Teaching is impossible if students bring pyrrhonian scepticism to the desk or lecture hall. A limited suspension of disbelief is as necessary to learning as it is to literature. Russell’s formulation here is careless.
His argument for truth-telling is weak. In many circumstances lying is the winner in utility. You need a non-utilitarian argument like Kant’s to make veracity a strong principle.
I’ve mostly given up hope I’ll be remembered for anything by anyone other than family and friends, but I still think it’s just barely possible people might still say “Skepticism is the worst form of gullibility” after I’m gone.
Pyrrhonian? A new word for my already over-inflated vocabulary.
As far BR’s rigor, he used up several lives worth of rigor with Alfred Whitehead and the Principia.
@Dennis:
But what on Earth do you mean? What about the following lacks rigour?

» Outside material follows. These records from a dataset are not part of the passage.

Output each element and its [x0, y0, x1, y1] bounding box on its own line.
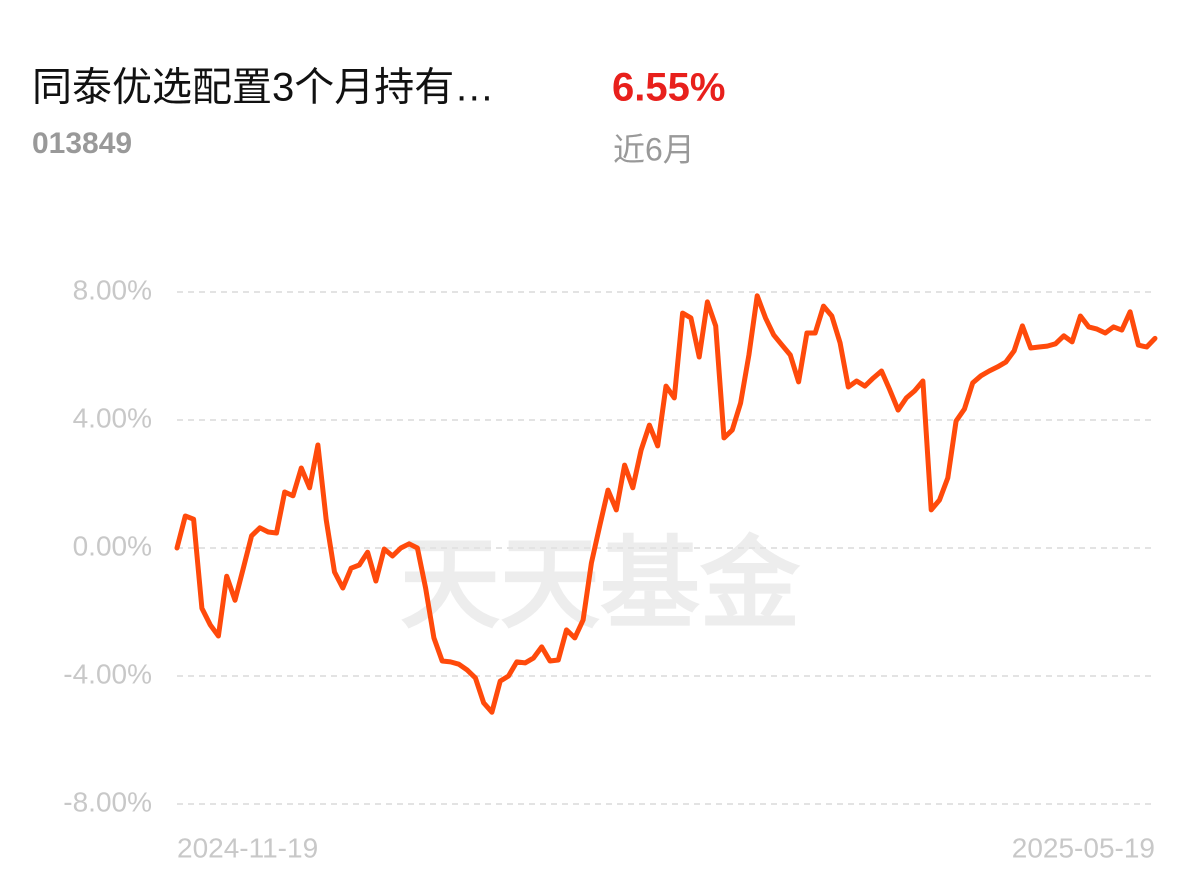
fund-code: 013849 [32, 127, 132, 160]
fund-return: 6.55% [612, 66, 725, 110]
nav-line [174, 293, 1158, 715]
y-tick-label: -8.00% [63, 786, 152, 817]
y-tick-label: 4.00% [73, 402, 152, 433]
y-tick-label: 8.00% [73, 274, 152, 305]
y-tick-label: 0.00% [73, 530, 152, 561]
return-period: 近6月 [613, 131, 695, 167]
x-tick-label: 2025-05-19 [1012, 832, 1155, 863]
y-tick-label: -4.00% [63, 658, 152, 689]
x-tick-label: 2024-11-19 [177, 832, 318, 863]
fund-title: 同泰优选配置3个月持有… [32, 66, 494, 110]
watermark: 天天基金 [400, 528, 801, 640]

“1 + 1 = 2. The above proposition is occasionally useful.”
— Volume II of Principia
: )
In another place, which I can’t find now, Russell explains his idea of skepticism more or less as fiollows: If the experts agree on “X,” then you should be very skeptical of “not-X.” When the experts are not agreed, you should be skeptical of any position.
Re: vaccination brouhaha, a case in point. Unvaccinated members of a congregation at a Texas mega-church are experiencing a bit of an epidemic of Measles (21 afflicted so far, mostly children whose parents decided for them not to get vaccinated). The pastor has apparently changed her mind and is now urging her congregation to get vaccinated. Better late than never, I suppose.
Quelle suprise, non?
The motto of my alma mater is, Rule by Obeying Nature’s Laws. Ma Nature can be a bit of a hard-case for those who choose to ignore her …
Thank you for sharing this - have never seen it before.
If you liked this, then I encourage you to browse through Maria Popova’s “Brain Pickings” website. It’s absolutely filled with gems, all the time.